The City announced it has appointed senior staff to work on the propaganda push, hired 13 students to distribute materials for the ‘Vote Yes’ side and contracted Pace Group Communications for advertising.  Also unveiled today is a new city website on the water project claiming that Abbotsford’s current water supply will not be able to meet demands after 2016.  The City also claims its plan can’t go over budget and that it will definitely get funding from Ottawa.

Peary told media yesterday that the campaign is “the ultimate in participatory democracy,” but Watch Watch called that “unbelievable.”  The group says the process so far has been so secretive it has had to resort to freedom of information requests just to try to get information like the questions on a city-sponsored public poll.

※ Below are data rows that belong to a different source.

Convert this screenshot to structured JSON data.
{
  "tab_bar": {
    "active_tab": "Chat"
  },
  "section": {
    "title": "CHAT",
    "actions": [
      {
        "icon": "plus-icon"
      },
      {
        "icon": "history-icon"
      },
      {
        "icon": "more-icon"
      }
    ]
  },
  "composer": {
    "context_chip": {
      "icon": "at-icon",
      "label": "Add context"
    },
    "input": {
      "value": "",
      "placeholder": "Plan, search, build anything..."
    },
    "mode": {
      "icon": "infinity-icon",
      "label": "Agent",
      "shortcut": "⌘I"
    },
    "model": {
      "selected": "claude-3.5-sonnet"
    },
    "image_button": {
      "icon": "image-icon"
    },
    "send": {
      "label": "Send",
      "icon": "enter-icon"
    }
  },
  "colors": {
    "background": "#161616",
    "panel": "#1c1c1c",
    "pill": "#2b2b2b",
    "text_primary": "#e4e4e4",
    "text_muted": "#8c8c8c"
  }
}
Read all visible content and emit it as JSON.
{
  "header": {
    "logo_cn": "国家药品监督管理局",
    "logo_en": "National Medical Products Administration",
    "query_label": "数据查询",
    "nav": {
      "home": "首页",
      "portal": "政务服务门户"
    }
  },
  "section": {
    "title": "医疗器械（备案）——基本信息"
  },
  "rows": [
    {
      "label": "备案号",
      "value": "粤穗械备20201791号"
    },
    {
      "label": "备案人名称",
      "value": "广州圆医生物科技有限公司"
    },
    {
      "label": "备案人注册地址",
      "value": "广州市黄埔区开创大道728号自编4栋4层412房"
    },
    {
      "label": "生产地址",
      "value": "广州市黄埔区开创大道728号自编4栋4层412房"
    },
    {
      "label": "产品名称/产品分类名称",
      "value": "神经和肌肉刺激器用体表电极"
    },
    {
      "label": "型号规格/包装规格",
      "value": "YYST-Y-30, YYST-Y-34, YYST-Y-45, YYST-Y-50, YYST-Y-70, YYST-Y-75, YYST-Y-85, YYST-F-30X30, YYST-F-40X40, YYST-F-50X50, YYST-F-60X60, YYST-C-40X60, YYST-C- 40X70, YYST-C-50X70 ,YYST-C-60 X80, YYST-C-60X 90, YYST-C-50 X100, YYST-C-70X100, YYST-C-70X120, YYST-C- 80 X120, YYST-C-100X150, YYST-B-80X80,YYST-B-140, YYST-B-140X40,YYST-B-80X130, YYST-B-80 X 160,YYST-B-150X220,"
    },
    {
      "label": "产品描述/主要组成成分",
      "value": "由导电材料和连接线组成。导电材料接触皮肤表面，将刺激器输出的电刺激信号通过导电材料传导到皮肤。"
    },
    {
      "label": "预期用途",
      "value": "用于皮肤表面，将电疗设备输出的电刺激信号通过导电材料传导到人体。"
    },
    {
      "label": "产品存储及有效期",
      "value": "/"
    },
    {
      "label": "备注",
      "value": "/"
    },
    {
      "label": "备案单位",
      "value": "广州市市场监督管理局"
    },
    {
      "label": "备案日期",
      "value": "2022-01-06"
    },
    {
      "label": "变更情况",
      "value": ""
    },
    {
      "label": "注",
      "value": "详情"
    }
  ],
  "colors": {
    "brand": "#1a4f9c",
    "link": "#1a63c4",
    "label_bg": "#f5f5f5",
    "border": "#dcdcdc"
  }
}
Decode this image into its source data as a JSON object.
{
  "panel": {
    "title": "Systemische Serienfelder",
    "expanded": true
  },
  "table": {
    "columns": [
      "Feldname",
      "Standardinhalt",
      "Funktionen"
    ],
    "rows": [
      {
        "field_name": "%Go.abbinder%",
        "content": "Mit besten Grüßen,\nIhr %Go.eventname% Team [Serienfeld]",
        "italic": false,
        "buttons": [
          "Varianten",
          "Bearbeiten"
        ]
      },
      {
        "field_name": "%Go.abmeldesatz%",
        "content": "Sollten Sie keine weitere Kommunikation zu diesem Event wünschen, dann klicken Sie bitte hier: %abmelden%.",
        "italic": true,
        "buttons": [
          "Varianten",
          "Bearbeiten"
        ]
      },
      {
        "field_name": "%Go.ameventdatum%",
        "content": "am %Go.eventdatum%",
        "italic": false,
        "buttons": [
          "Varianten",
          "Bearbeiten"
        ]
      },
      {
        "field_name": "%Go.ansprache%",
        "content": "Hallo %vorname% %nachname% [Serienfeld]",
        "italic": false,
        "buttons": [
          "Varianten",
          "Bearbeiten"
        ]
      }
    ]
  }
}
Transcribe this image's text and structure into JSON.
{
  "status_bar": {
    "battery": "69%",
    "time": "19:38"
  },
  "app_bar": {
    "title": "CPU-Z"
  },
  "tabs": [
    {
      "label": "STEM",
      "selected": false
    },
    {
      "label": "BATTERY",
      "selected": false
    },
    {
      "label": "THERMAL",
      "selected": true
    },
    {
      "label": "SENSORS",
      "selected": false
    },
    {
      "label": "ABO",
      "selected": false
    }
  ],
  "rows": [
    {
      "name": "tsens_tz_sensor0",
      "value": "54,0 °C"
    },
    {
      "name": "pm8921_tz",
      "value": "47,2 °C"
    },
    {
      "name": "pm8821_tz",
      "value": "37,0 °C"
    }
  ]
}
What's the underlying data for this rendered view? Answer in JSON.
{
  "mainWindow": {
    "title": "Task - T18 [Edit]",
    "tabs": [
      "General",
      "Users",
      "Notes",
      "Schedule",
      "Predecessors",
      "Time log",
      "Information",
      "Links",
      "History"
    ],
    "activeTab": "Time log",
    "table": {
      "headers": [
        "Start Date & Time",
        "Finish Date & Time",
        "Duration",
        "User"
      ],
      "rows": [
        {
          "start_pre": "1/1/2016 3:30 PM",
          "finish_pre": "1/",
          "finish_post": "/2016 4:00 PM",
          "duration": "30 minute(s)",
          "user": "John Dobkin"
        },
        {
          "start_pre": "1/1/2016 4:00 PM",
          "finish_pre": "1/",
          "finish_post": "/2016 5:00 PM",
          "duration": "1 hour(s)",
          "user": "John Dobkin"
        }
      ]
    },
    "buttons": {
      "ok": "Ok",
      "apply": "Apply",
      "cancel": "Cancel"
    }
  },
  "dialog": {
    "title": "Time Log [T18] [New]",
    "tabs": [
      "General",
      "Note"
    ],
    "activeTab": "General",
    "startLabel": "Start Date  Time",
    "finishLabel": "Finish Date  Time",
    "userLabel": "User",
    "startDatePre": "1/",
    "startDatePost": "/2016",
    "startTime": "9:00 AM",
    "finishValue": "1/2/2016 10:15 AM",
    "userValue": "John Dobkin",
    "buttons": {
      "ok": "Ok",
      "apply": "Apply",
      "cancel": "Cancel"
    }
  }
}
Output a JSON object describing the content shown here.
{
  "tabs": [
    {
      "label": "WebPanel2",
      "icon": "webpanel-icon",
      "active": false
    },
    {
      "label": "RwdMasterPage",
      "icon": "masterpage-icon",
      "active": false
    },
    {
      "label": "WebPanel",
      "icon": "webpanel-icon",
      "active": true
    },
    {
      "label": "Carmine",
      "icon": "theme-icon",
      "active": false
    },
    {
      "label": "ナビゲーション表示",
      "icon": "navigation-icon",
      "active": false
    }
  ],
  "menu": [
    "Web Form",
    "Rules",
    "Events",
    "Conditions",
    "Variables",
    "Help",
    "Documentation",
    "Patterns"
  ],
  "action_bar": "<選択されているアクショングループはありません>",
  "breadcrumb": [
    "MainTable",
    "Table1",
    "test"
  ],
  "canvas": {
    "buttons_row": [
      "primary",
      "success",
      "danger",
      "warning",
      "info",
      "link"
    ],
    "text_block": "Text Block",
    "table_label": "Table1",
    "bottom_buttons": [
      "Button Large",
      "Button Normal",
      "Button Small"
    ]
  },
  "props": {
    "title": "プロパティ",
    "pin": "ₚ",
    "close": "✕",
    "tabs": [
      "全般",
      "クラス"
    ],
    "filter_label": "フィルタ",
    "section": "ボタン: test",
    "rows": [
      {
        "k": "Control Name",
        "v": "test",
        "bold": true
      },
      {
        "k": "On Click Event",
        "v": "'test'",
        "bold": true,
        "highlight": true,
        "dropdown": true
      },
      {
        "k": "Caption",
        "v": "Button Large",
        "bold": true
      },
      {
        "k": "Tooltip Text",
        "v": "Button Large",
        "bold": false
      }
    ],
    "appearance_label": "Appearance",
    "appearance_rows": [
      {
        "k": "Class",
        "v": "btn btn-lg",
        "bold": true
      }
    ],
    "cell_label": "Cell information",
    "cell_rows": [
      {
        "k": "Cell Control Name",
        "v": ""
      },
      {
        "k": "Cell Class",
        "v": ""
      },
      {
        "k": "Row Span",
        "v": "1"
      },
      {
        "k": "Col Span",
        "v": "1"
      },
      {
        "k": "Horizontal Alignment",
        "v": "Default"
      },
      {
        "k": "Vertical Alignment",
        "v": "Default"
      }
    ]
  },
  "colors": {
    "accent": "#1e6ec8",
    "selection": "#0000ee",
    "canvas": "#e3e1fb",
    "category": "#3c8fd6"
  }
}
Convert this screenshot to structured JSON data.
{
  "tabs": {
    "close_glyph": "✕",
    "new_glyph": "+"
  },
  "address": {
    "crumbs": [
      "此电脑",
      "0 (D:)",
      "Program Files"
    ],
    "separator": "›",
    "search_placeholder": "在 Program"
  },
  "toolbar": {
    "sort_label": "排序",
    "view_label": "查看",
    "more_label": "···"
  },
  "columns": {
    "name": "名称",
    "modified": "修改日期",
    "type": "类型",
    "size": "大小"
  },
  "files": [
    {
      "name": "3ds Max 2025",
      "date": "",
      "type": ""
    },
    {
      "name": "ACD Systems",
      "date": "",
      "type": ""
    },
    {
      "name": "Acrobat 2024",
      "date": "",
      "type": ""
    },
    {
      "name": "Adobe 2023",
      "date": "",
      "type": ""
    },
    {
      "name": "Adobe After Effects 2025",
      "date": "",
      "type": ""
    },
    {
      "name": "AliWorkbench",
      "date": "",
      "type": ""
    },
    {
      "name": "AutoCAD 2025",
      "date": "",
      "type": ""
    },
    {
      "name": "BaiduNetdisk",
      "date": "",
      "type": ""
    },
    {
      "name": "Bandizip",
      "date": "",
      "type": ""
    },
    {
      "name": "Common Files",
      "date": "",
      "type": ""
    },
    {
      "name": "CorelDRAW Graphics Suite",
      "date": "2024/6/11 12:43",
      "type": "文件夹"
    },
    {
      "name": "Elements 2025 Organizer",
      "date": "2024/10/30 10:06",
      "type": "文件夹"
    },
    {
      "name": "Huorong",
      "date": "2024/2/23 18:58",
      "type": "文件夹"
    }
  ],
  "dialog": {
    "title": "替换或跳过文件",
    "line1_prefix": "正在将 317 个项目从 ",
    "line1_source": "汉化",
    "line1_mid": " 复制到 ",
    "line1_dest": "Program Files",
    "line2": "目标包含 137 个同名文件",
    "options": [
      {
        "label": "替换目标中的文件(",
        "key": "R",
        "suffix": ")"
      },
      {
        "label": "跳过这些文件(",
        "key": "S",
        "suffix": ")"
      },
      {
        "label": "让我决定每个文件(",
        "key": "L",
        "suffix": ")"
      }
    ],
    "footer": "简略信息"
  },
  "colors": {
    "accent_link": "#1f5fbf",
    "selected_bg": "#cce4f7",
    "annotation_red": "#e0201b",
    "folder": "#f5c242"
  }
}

The main focus of the “comprehensive communications campaign” appears to be the fear-based claim of a pending water supply shortage. But former City engineer Ed Regts says the figures just don’t add up.

Regts says the current water sources for Abbotsford are not even close to capacity and are “more than capable of providing enough water for Abbotsford until at least 2023.”

Here’s how Regts adds it up: “All the current wells we use that have been upgraded to include treatment could immediately be increased by 20 million litres per day. If we upgraded the pipeline from the treatment facility at Norrish Creek we could add another 51 million litres per day. If you add that capacity, you are far from a shortage.”

Regts adds eventually more water must be found, but that “Stave Lake is only one of several possible supply sources.” He says it has become the City’s only option “because of the federal P3 grants it’s the one that would give a private corporation the biggest profits.”

Apart from the City’s spin on projected water supply figures, Water Watch Mission- Abbotsford says it has major concerns over the proposed referendum question. Buried in the three paragraph question is “agreement with a private sector partner that will….operate a water supply and distribution system…”

Water Watch says this is the real crux of the problem with Peary’s plan. WWMA spokesperson Lynn Perrin explains that “our No. 1 priority is that water must remain a right – not a commodity. The adequate supply of water for all Abbotsford residents must not be tied to giving away control of our most precious resource. It is bizarre to try to convince people that the only way to ensure our water supply is to hand over control to a private corporation.”